There are two potentially enthralling stories vying for attention in Snow Falling on Cedars.
One is a To Kill a Mockingbird courtroom drama with racial overtones and the second is a Romeo and Juliet love story.
Journalist Ishmael Chambers (Ethan Hawke) is covering the trial of Kazuo Miyamoto (Rick Yune), a Japanese fisherman accused of murdering an American fisherman.
It's barely a decade since Japan's bombing of Pearl Harbour and the subsequent internment of hundreds of thousands of Japanese Americans.
The inhabitants of San Piedro, a little island community in Puget Sound, still mistrust one another, so it's not a given that Kazuo will get a fair trial.

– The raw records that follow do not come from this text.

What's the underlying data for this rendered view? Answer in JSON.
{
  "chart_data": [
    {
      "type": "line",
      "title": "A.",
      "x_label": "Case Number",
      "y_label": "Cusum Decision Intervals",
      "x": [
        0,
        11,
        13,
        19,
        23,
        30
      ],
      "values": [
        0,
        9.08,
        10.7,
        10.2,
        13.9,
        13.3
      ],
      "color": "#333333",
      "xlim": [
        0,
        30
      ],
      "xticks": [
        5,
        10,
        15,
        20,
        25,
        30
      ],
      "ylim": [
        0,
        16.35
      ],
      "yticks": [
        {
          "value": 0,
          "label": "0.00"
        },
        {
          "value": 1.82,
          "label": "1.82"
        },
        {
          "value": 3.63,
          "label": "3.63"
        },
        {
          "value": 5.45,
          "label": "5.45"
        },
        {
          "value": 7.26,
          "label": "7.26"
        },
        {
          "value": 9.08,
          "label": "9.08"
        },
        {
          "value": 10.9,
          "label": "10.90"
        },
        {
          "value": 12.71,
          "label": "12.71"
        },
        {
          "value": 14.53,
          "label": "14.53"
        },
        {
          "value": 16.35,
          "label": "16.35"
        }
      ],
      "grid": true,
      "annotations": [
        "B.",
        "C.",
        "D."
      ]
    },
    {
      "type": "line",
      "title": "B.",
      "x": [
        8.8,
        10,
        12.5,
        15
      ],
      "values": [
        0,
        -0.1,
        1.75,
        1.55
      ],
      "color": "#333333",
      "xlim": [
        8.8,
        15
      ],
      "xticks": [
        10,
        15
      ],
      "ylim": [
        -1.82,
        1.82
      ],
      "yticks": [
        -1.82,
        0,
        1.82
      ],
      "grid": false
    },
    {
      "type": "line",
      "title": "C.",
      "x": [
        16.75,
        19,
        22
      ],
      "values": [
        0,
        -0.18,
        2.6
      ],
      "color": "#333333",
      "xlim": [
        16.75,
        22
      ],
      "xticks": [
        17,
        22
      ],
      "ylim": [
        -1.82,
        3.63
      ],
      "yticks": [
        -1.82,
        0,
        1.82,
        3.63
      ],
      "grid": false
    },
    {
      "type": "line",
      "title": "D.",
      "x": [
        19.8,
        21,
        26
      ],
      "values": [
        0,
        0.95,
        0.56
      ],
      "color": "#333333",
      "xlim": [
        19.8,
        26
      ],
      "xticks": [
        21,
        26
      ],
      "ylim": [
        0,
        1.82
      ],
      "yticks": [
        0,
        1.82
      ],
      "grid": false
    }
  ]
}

This is a particularly painful story for Ishmael to be covering because Kazuo's wife Hatsue (Youki Kudoh) is the only girl Ishmael ever loved.
The war made it impossible for them to be lovers because Hatsue was sent to a camp, where she met and married Kazuo.
Snow Falling on Cedars is told through a series of flashbacks from the courtroom to the night of the mysterious death, the war years and to the more idyllic but strained time when Ishmael and Hatsue fell in love.
Director Scott Hicks has serious problems with focus.
It's never clear whether the trial or the thwarted love affair is the film's centrepiece.
The viewer can concentrate on the trial and the way an aging lawyer (Max Von Sydow) manoeuvres through prejudice and innuendo to uncover the truth, not only of what happened that fateful stormy night, but why Kazuo and his supposed victim were antagonists to begin with.
There is no question David Guterson, who wrote the novel, was inspired by Gregory Peck's kindly, righteous lawyer from To Kill a Mockingbird. Von Sydow's performance is as moving, and even more subdued, than Peck's Oscar-winning performance.
The courtroom scenes have the same leisurely feel as Mockingbird, with James Rebhorn playing the bigoted prosecution lawyer with wonderful haughty disdain.
Too much attention to the trial detracts from the effectiveness of the love story and the angst Ishmael feels at having loved and lost and never knowing why.
Ishmael is the thread that binds the two halves of the film, because he is in possession of information that could prove Kazuo's innocence.
Every performance in Snow Falling on Cedars is restrained. Kudoh and Yune are playing inscrutable Asian inscrutably.
There needs to be some balance, but it doesn't come from Hawke, Von Sydow or James Cromwell as the trial judge and Sam Shepard as Ishmael's father.
The film's real assets are Robert Richardson's cinematography, Jeannie Oppewall's production design and James Newton Howard's haunting score.
Combined, they create a shimmering feel that makes the story seem as if it is taking place in a snow globe.
It all seems so beautiful and distant.
That may work marvellously for the visuals, but when the performances are as cold and ethereal as the landscape, it prevents the viewer from becoming a participant in the love story or the murder mystery.